As COVID-19 continues to spread, several new variants of the novel coronavirus have emerged.

There are currently three new strains of the virus that have been identified: B.1.1.7, B.1.351, and P.1.

COVID variant cases in Canada


COVID variant cases by province


The virus has spikes on its surface that helps it attach onto human cells. Scientists say that these new variants of the virus have changes in their spikes, which can cause them to interact with the human body differently than the original virus.

B.1.1.7 first emerged in the U.K. in September 2020. Doctors say that this variant spreads faster than others, and could be transmitted in less time than the original strain.

The B.1.1.7 variant is the most prominent in Canada, with hundreds of cases having been identified. Ontario has seen the most number of cases, where an outbreak involving this variant at a long-term care home has resulted in all residents but one contracting the virus and more than 100 positive cases amongst staff.

The B.1.351 variant was first discovered in South Africa in December 2020. Scientists say that this variant is more efficient than others in targeting healthy cells. So far, Canada has only seen 13 cases of this variant.
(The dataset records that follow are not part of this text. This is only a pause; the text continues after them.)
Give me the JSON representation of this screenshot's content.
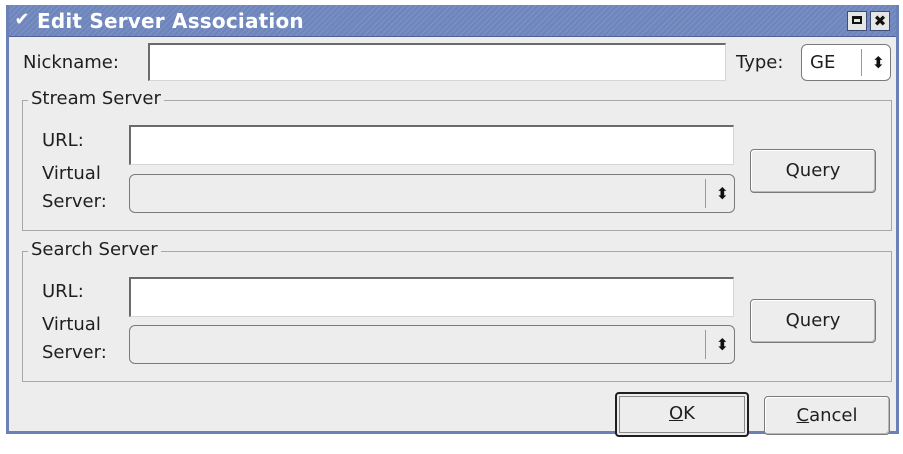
{
  "window": {
    "title": "Edit Server Association",
    "menu_icon": "chevron-down-icon",
    "maximize_icon": "maximize-icon",
    "close_icon": "close-icon"
  },
  "nickname": {
    "label": "Nickname:",
    "value": ""
  },
  "type": {
    "label": "Type:",
    "selected": "GE"
  },
  "stream_server": {
    "title": "Stream Server",
    "url_label": "URL:",
    "url_value": "",
    "virtual_label_1": "Virtual",
    "virtual_label_2": "Server:",
    "virtual_value": "",
    "query_label": "Query"
  },
  "search_server": {
    "title": "Search Server",
    "url_label": "URL:",
    "url_value": "",
    "virtual_label_1": "Virtual",
    "virtual_label_2": "Server:",
    "virtual_value": "",
    "query_label": "Query"
  },
  "buttons": {
    "ok_mnemonic": "O",
    "ok_rest": "K",
    "cancel_mnemonic": "C",
    "cancel_rest": "ancel"
  },
  "colors": {
    "titlebar": "#6f86bd",
    "window_bg": "#ededed"
  }
}
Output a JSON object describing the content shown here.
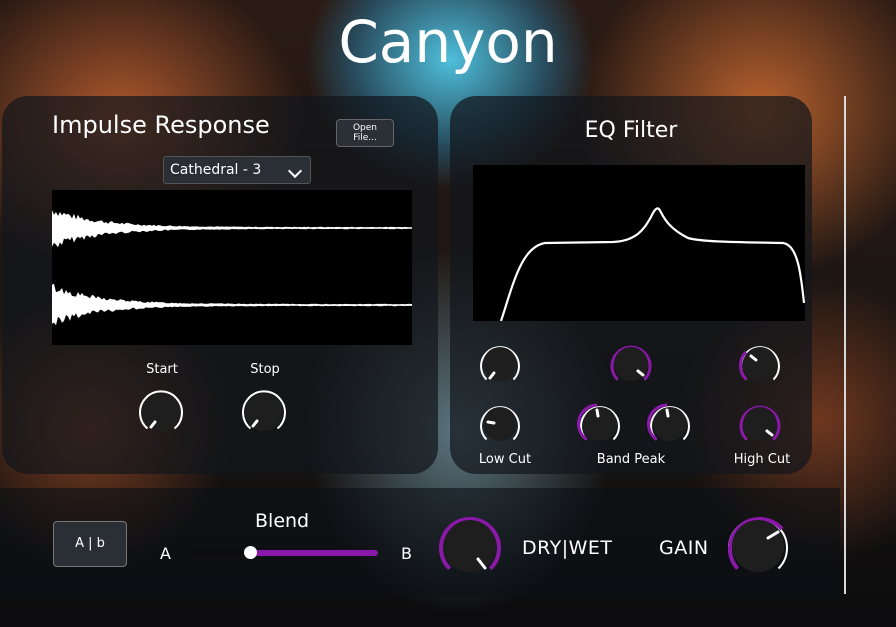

P.1 was first identified in December 2020 when this variant caused one of the deadliest outbreaks in Manaus, Brazil. According to the U.S. Centers for Disease Control and Prevention, contracting this variant could affect the ability of antibodies developed from previous infections and vaccinations. As of Feb. 3, Canada has not seen any cases of the P.1 variant.

Public Health Ontario issued in their epidemiologic summaries that variant tracking data may change as they continue to analyze cases:

Caution should be taken when interpreting [variants of concern] data due to the nature of the screening and confirmation process, including delays between specimen collection and whole genome sequencing.

Data corrections or updates can result in case records being removed and/or updated and may result in totals different from past publicly reported case counts.